Valérie-Ann Edmond Mariette (en arrière-plan de face) explique qu’Aimé Césaire a fait creuser la porte du Tricentenaire de la colonisation pour y installer des guichets permettant l’accès aux activités culturelles à l’ancien Parc Galliéni, aujourd’hui parc Aimé Césaire. Photos C.Pa/ Antilla

Extrait du discours de Gratiant : « Sur Trois Tombes » qui lui a valu une condamnation. Il fait appel de la décision et est suivi par ses confrères avocats :  le barreau de Fort-de-France se met en grève et cela s’étend au barreau de Paris avec Marcel Manville. La mobilisation massive des avocats qui s’en suit oblige un abandon des charges contre lui et lui évite de perdre son poste à la mairie, de fermer son cabinet d’avocat, ses titres au parti communiste…

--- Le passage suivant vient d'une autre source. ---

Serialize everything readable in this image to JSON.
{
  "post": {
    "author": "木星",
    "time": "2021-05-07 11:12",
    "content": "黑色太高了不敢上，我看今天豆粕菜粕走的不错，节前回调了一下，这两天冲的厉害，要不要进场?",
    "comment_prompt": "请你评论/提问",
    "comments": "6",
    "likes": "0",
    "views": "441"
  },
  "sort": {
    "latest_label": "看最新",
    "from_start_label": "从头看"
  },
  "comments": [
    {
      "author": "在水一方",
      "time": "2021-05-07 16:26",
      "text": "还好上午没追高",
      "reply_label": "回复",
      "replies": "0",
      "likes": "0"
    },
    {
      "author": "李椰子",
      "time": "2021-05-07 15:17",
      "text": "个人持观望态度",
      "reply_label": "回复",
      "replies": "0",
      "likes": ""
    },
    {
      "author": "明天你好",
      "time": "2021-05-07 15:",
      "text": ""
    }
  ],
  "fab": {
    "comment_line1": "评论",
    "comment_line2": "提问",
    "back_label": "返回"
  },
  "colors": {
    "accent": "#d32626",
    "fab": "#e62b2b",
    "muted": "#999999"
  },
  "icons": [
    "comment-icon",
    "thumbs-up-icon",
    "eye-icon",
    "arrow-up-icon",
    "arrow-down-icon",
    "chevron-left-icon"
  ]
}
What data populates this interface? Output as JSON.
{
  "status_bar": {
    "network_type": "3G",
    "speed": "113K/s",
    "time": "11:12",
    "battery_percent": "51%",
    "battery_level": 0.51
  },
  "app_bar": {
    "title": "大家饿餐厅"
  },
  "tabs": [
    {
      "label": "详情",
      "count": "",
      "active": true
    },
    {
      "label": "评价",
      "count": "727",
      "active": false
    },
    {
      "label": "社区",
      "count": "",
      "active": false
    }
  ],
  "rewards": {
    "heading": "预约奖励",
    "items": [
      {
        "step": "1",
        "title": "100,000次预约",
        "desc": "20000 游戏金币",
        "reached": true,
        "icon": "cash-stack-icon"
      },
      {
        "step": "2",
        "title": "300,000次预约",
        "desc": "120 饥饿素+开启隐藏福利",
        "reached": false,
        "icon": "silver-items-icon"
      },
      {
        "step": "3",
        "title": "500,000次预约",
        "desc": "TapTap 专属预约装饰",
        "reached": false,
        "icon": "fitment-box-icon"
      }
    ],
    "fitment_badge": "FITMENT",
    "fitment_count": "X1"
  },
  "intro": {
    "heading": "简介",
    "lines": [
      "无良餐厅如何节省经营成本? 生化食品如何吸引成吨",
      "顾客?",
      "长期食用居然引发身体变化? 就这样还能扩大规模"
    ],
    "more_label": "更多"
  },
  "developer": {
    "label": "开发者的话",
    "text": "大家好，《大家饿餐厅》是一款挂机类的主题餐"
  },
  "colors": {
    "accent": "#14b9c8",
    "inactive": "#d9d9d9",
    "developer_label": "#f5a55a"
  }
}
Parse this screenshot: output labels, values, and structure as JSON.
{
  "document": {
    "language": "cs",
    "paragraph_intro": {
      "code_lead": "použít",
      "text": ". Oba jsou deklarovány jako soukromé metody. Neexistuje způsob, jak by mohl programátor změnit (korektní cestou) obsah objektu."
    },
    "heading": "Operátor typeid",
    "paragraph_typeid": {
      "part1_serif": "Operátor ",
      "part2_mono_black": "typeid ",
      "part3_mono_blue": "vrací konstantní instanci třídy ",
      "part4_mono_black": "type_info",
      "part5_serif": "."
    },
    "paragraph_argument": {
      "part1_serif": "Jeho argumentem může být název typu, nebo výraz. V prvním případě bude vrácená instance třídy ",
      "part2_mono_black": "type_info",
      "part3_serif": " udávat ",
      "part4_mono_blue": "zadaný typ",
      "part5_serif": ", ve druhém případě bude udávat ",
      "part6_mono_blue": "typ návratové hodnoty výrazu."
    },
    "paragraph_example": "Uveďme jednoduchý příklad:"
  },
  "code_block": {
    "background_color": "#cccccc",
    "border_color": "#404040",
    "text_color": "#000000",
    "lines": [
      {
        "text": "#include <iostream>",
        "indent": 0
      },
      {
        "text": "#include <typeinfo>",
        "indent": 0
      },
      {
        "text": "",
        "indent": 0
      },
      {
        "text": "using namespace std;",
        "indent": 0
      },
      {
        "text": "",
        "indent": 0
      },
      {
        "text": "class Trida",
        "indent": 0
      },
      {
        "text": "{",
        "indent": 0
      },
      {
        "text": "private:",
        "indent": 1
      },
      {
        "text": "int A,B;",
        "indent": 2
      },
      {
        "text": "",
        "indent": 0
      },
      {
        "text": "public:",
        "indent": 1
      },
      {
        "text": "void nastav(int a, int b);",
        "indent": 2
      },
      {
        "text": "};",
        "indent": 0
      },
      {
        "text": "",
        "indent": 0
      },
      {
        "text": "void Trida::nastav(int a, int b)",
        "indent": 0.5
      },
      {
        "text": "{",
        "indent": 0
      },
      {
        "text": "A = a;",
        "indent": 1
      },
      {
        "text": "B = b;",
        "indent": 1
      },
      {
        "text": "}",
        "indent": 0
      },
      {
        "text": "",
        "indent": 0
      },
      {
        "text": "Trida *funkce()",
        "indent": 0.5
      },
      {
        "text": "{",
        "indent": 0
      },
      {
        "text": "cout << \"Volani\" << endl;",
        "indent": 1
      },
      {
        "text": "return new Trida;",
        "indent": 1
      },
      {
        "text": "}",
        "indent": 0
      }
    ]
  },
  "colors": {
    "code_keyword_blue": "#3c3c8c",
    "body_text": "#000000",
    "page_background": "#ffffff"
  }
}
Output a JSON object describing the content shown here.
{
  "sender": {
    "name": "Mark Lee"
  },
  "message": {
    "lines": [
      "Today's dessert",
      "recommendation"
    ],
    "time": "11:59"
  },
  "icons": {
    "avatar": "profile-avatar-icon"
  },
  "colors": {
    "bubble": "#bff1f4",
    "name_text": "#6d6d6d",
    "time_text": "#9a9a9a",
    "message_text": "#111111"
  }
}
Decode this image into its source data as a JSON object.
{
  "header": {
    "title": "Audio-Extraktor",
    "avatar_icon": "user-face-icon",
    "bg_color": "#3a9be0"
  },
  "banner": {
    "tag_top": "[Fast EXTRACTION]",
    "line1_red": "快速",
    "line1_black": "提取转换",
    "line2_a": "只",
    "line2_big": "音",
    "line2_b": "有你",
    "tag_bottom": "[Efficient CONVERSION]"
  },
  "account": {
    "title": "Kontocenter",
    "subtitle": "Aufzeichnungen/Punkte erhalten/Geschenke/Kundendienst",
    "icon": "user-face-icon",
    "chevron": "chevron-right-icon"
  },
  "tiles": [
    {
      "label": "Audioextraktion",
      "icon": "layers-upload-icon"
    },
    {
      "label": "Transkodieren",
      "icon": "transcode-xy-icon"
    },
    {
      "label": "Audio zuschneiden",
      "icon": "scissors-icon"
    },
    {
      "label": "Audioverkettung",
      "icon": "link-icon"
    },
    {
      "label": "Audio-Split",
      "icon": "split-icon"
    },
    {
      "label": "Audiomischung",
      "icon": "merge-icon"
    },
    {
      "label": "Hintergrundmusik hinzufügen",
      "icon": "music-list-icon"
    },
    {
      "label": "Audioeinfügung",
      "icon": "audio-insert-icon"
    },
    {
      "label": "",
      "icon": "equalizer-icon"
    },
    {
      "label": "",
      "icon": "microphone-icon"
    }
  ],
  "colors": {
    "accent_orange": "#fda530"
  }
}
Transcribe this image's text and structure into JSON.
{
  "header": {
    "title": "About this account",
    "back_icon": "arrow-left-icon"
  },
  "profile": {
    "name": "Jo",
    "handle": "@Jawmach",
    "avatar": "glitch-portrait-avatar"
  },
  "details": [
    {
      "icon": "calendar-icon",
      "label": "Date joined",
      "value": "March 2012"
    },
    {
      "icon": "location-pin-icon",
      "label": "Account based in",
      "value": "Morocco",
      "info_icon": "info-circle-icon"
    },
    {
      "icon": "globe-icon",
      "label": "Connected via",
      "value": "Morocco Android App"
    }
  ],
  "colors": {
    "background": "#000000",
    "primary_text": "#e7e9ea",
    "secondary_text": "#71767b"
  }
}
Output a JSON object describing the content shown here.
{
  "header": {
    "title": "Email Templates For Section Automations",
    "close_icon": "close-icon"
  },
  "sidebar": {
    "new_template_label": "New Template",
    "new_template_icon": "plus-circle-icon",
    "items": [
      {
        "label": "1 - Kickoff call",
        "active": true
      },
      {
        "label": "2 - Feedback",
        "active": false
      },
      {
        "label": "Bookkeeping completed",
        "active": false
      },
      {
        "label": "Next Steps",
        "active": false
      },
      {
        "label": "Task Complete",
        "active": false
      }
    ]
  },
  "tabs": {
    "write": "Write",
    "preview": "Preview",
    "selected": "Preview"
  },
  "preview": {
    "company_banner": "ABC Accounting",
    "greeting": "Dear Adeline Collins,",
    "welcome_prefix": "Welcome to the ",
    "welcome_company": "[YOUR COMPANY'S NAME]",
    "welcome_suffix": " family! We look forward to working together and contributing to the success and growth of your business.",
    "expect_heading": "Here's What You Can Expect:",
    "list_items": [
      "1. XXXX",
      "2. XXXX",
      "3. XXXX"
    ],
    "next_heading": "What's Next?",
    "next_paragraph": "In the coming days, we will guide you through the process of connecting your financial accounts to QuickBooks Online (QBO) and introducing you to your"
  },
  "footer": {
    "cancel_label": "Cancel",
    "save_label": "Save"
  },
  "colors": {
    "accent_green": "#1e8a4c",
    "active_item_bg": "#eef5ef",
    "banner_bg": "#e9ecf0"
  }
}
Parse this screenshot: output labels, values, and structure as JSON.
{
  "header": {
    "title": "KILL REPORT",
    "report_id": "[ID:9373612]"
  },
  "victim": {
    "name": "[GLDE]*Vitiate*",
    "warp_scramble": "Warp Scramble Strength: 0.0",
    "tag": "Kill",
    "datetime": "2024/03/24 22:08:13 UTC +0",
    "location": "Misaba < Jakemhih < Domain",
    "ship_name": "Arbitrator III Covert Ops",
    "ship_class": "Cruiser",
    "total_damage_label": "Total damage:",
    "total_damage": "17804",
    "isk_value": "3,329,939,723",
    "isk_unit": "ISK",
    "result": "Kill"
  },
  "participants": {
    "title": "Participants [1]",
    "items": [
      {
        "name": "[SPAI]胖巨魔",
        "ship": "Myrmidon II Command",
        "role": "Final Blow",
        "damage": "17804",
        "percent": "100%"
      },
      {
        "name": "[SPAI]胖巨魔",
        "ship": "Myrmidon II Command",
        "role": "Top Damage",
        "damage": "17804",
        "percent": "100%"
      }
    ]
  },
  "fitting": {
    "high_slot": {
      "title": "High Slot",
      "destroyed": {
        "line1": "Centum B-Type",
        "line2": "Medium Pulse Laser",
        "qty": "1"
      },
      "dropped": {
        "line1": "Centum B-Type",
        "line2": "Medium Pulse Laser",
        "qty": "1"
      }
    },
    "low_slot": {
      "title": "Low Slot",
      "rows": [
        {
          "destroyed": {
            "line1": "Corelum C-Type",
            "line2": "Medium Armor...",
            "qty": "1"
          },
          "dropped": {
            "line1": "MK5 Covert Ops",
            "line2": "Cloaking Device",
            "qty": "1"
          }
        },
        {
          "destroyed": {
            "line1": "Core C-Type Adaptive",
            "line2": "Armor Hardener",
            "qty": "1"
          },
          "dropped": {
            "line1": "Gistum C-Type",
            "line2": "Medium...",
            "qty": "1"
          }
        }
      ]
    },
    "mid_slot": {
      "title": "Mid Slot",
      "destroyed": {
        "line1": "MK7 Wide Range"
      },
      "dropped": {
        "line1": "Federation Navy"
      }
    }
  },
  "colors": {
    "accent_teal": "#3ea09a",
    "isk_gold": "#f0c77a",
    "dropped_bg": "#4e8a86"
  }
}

« Au nom de l’ordre et de la force publique, au nom de l’autorité qui nous régente, au nom de la loi et au nom de la France, une poignée d’assassins en armes, vient de creuser trois tombes d’un coup, dans notre sol lamentinois. (…) Crime policier, crime raciste, crime politique. (…) Qui veut du pain aura du plomb, au nom de la loi, au nom de la force, au nom de la France, au nom de la force de la loi qui vient de France, pour nous le pain n’est qu’un droit, pour eux, le plomb, un devoir. (…) Réponds-moi, Suzanne Marie-Calixte, belle et forte camarade (…) Dis-moi quelle dernière prière tu venais d’adresser à ton Seigneur, dans son église que tu quittais à peine, quand les gendarmes ont fait entrer la mort par un grand trou dans ton aisselle à coup de mitrailleuse ? Et si ton Dieu t’accueille au ciel, tu lui diras comment les choses se sont passées. Tu lui diras, qu’Alexandre Laurencine (…) s’est couché sur le pavé, et que c’est là, face contre terre qu’il fut tiré et qu’il fût tué, déjà couché, prêt au tombeau. (…) Tu lui diras, jeune fille, qu’Edouard Valide (…) donnait le dos aux assaillants et qu’à la nuque il fut atteint et que sa tête de part en part fut traversée. Tu lui diras que des Français forment ici une Gestapo qui assassine dans le dos, au nom de la loi, au nom de la Force, au nom de l’ordre, au nom de la France, au nom de l’ordre qui vient de France. (…) Sachez que votre sang a fécondé le sol de votre ville. Pour que se lèvent des milliers de bras qui sauront un jour, honorer votre martyr, dans la paix, dans la raison et dans la liberté. Vos noms rejoignent glorieusement ceux du François de 1900, ceux du Carbet de 1948 et tous ceux qui pour les mêmes raisons sont les victimes du plus fort et de la trahison. Car nous sommes tous avec vous trois, par votre sang, par votre honneur, liés pour la raison contre la trahison, dans le courage contre la lâcheté, dans l’amour contre la haine, pour la liberté contre la servilité, pour la fraternité des peuples contre le racisme, pour la paix et le bonheur universel, contre l’égoïsme cruel de quelques-uns, fiers et chers camarades, adieu ! »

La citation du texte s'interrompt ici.